Algérie : touche pas à mon drapeau

Le tribunal d’Annaba a condamné mercredi dix-huit Algériens à des peines allant de 2 à 8 ans de prison ferme, assorties d’une amende de 1 millions de dinars chacun. Ils sont accusés d’atteinte à l’emblème national. Le 19 juin dernier, ils avaient brûlé l’étendard algérien et brandi le drapeau tricolore. A quelques jours d’intervalle, de l’autre côté de la méditerranée, en France, des jeunes étaient soupçonnés d’avoir brûlé le drapeau de la mairie de Villeneuve-Saint-Georges (Val de Marne) et de l’avoir remplacé par celui de l’Algérie.

Condamnés pour avoir brandi des drapeaux français. Le tribunal d’Annaba, localité située à 400 km à l’est d’Alger, a prononcé mercredi des peines allant de deux à huit ans de prison ferme à l’encontre de dix-huit Algériens pour « atteinte aux symboles de la nation ». Six de ces jeunes ont écopé de huit ans de prison ferme, cinq autres de six ans, quatre de cinq ans et trois autres encore de deux ans. Ces peines ont été assorties d’une amende d’un million de dinars (10.000 euros) pour chacun des condamnés.

Le 19 juin dernier, au cours d’une manifestation dans la commune de Sidi Salem, ils avaient sorti les drapeaux français pour réclamer des logements sociaux. Cette marche de protestation, réprimée par la brigade antiémeute, s’était soldée par de nombreuses arrestations. Les « émeutiers » qui criaient des slogans hostiles au Front de libération nationale (FLN, au pouvoir), avaient brûlé le drapeau algérien, et incendié l’agence communale ainsi que l’agence postale.

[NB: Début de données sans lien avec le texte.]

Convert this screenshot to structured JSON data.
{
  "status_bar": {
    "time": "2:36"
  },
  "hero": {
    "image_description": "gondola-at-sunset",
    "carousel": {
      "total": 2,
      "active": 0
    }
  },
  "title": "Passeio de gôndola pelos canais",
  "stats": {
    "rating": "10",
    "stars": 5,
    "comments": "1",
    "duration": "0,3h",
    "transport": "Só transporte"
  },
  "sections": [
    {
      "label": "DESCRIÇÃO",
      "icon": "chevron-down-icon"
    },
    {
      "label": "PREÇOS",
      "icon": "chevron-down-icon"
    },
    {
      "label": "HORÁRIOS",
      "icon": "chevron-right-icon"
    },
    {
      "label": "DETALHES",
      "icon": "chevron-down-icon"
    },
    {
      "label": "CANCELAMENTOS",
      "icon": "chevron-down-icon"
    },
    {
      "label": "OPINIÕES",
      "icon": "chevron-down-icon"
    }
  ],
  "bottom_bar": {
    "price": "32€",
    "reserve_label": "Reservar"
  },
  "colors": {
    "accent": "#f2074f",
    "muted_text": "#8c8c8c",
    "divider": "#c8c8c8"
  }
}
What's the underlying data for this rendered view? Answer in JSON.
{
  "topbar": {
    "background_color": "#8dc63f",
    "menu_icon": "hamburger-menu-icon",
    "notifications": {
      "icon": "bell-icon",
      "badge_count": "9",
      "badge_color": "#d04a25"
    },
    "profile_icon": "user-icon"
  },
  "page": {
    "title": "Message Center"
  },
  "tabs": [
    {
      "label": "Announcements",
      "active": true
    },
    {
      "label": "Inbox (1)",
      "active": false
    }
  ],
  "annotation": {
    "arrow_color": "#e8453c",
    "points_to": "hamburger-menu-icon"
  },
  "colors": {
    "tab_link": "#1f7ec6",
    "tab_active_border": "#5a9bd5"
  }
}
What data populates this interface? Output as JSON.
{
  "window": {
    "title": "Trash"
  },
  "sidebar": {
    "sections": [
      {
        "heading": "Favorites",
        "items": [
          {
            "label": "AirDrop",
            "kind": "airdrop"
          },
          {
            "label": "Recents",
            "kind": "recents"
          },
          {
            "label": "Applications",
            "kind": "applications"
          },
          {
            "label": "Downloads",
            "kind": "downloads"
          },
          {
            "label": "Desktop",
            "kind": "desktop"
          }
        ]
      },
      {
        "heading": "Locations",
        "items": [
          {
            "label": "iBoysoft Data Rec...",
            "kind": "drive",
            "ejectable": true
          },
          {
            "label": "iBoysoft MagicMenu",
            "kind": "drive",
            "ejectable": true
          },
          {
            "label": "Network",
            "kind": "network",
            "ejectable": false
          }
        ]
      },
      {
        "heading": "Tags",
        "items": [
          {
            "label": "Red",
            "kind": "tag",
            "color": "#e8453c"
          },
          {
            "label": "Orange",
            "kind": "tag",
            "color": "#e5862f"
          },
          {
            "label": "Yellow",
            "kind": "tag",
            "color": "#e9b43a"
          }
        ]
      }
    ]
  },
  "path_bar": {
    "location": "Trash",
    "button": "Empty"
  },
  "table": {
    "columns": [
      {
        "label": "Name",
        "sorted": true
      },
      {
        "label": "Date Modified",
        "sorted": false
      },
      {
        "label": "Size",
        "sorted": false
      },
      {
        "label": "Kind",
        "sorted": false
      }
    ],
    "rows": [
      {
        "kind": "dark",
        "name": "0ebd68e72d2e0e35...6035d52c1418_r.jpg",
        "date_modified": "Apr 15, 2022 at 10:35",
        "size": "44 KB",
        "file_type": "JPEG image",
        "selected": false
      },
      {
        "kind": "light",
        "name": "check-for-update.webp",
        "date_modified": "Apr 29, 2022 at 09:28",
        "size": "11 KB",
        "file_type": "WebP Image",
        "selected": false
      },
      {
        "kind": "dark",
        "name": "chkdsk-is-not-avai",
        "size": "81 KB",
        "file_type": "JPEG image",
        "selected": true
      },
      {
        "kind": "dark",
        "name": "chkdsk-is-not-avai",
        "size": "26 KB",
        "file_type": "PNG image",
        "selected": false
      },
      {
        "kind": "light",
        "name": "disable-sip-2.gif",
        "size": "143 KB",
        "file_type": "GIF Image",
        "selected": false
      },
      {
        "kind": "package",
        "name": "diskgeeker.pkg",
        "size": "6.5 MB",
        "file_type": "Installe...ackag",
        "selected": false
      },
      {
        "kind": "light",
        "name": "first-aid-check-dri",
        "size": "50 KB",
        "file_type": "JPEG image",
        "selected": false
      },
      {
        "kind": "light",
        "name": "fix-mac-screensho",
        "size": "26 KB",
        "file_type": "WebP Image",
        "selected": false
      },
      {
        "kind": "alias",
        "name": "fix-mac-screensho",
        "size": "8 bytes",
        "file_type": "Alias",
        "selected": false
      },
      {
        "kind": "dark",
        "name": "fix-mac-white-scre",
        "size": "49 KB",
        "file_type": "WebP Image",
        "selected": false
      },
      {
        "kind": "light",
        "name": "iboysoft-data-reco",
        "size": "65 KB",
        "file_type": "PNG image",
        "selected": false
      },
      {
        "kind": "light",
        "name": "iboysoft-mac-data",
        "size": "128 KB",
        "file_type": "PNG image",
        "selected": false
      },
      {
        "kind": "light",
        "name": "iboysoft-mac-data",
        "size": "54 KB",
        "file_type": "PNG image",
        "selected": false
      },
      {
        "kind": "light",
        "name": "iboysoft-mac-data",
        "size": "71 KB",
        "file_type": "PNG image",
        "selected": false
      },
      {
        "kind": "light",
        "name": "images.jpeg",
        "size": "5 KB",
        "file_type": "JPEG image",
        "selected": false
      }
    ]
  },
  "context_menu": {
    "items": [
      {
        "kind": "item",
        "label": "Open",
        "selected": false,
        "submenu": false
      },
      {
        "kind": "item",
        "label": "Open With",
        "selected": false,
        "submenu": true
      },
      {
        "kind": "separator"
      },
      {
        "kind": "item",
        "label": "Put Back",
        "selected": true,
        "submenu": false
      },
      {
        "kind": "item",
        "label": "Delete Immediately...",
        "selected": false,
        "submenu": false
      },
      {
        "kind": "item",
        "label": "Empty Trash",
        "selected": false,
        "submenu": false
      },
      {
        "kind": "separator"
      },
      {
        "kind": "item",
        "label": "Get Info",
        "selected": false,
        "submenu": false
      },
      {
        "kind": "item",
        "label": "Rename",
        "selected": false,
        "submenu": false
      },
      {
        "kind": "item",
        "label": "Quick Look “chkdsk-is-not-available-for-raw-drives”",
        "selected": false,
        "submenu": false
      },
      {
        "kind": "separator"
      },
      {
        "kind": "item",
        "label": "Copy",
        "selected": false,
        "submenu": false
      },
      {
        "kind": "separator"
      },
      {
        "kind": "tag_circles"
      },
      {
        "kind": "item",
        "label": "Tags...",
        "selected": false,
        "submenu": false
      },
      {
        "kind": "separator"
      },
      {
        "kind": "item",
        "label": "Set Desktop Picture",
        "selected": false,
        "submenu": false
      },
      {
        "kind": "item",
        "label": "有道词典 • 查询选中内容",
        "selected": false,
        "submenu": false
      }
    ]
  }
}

Les pyromanes des étendards

En janvier 2009, ce sont des lycéens de Bab-el-Oued (quartier populaire d’Alger) qui avaient défié le FLN en remplaçant le drapeau algérien par le drapeau français au fronton de leur établissement. Dans une interview accordée à Liberté, le wali d’Annaba, M. Mohamed El-Ghazi, avait précisé que « la justice est appelée à appliquer la loi dans toute sa rigueur. C’est inadmissible et surtout impardonnable que des personnes aient, au moment même où les Algériens à l’intérieur et à l’étranger, sont sortis dans la rue avec les drapeaux pour saluer la prestation des Verts, brûlé l’emblème national et brandi le drapeau français ».

Pendant qu’aux alentours d’Alger, certains jeunes brûlaient l’emblème national, d’autres en France incendiaient l’étendard d’une commune. Dans la nuit du 13 au 14 juin dernier, le drapeau qui flottait au fronton de la mairie Villeneuve-Saint-Georges (Val de Marne), a été brûlé et remplacé par celui de l’Algérie, le jour même où les Fennecs avaient perdu leur premier match de Coupe du monde contre la Slovénie.

« Une défiance envers la République »

Au lendemain de cet incident, deux hommes de 19 et 23 ans, ont été placés en garde à vue et relâchés en fin de journée, selon des informations d’origine judiciaire. Déjà condamné pour vols, le suspect de 19 ans avait été interpellé dans la matinée après que ses empreintes eurent été retrouvées sur le mas du drapeau, planté dans le sol aux abords de l’hôtel de ville.

La mairie communiste avait déposé plainte en affirmant, dans un premier temps, qu’un drapeau français avait été incendié, avant de préciser dans la journée qu’il s’agissait de l’étendard de la ville. Pour la ligue contre le racisme et l’antisémitisme le fait « que le drapeau brûlé ne soit pas national mais celui d’une commune française ne change rien à cette affaire ». Cet acte représente « une défiance envers la République, une atteinte à son indivisibilité et à ses valeurs et une remise en cause violente du vivre ensemble », souligne la Licra sans son communiqué. De son côté, l’Union pour un mouvement populaire (UMP) avait exprimé sa «totale indignation», exigeant que leurs auteurs «soient poursuivis et châtiés».

Depuis 2003, le délit d’outrage au drapeau ou à l’hymne national lors d’une manifestation organisée, est puni de 7500 euros d’amende, assortis de 6 mois d’emprisonnement lorsqu’il est commis en bande organisée.